Location
- Pennycook Lane, Hawkhill Dundee, DD1 5RT Scotland 56°27′24″N 2°59′31″W﻿ / ﻿56.456753°N 2.991834°W

Information
- Type: State primary
- Established: 1892; 134 years ago
- Local authority: Dundee City Council
- Head teacher: Vikki Taylor
- Gender: Mixed
- Feeder to: Harris Academy

= Blackness Primary School =

Blackness Primary School (historically known as Hawkhill Public School) is a co-educational non-denominational state primary school located in the Hawkhill district of the West End of Dundee, Scotland. Catering to children from nursery age through to Primary 7, it serves the densely populated inner-city neighbourhoods surrounding the Perth Road and Blackness areas.

== History and architecture ==
The school building holds significant architectural importance and is designated as a Category B listed building by Historic Environment Scotland. It was constructed in 1892 by James H. Langlands, who served as the official architect for the Dundee School Board.

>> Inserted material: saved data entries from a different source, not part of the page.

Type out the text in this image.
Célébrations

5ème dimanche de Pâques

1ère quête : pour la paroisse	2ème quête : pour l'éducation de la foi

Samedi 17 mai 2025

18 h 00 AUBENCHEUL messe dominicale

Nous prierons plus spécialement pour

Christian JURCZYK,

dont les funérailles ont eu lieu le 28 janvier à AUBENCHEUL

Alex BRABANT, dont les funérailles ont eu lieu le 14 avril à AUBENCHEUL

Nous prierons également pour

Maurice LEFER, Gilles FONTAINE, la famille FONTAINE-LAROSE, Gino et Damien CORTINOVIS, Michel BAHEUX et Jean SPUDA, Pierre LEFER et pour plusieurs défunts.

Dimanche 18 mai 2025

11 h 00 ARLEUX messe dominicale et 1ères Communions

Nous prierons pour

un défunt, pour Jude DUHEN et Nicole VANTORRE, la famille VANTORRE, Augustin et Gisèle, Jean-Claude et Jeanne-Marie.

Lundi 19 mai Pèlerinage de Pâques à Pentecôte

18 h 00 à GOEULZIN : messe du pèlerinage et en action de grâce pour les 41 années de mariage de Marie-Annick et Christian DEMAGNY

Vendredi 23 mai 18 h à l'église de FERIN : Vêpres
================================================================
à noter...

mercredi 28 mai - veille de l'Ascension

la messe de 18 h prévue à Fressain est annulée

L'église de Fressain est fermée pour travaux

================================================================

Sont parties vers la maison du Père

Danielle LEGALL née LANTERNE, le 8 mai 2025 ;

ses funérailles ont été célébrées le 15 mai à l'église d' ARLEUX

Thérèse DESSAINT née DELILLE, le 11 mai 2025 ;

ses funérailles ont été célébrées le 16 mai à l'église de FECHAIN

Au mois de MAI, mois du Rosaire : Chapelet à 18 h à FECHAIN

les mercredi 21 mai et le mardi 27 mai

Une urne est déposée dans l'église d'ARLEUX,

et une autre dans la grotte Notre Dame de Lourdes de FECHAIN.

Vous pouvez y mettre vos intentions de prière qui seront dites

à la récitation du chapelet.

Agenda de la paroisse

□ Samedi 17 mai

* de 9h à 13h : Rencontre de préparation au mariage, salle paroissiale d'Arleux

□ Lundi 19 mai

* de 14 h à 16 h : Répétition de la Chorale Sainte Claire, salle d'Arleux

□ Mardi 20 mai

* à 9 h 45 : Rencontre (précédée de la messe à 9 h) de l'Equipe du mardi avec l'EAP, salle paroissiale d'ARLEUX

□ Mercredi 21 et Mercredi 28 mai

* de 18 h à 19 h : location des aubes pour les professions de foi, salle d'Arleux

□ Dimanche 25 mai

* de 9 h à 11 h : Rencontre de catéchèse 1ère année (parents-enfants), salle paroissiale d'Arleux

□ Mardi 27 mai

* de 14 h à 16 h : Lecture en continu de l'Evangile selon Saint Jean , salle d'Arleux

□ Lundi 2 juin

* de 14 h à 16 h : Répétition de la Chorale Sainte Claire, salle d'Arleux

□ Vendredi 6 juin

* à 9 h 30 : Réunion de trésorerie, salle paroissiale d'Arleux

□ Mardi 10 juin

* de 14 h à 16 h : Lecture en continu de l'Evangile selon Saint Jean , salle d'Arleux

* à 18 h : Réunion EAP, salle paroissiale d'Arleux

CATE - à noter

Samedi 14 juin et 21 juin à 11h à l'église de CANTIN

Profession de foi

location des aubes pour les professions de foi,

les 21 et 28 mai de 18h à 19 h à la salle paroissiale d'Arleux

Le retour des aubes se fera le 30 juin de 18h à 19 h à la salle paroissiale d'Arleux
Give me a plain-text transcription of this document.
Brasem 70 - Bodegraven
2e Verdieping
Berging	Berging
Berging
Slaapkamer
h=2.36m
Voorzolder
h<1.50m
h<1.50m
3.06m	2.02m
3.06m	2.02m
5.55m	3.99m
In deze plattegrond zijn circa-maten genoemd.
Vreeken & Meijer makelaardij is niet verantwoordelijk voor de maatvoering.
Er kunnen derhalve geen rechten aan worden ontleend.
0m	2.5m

Designed in a striking Renaissance style, the multi-storey structure features an ashlar stone frontage, classical ionic pilasters, and a distinctive central hall lit by a large cupola skylight. Due to its exceptionally well-preserved 19th-century educational architecture, one of its classrooms was previously maintained by the Dundee District Museums as an authentic, fully furnished Victorian schoolroom.

== Overview ==
Operating from its traditional Victorian premises on Pennycook Lane, Blackness Primary School balances its historic heritage with modern educational needs. The campus accommodates extensive primary classrooms alongside a dedicated early learning and childcare centre. Unlike modern, single-level sprawling campuses, the school features a traditional multi-tiered layout with central lightwells, and outdoor playground areas adapted to the dense urban environment.

== Secondary cluster ==
Upon completing their primary education, pupils at Blackness typically transition to the nearby Harris Academy to begin their secondary schooling. The schools operate a collaborative transition programme to ensure primary students are academically and socially prepared for the shift into S1.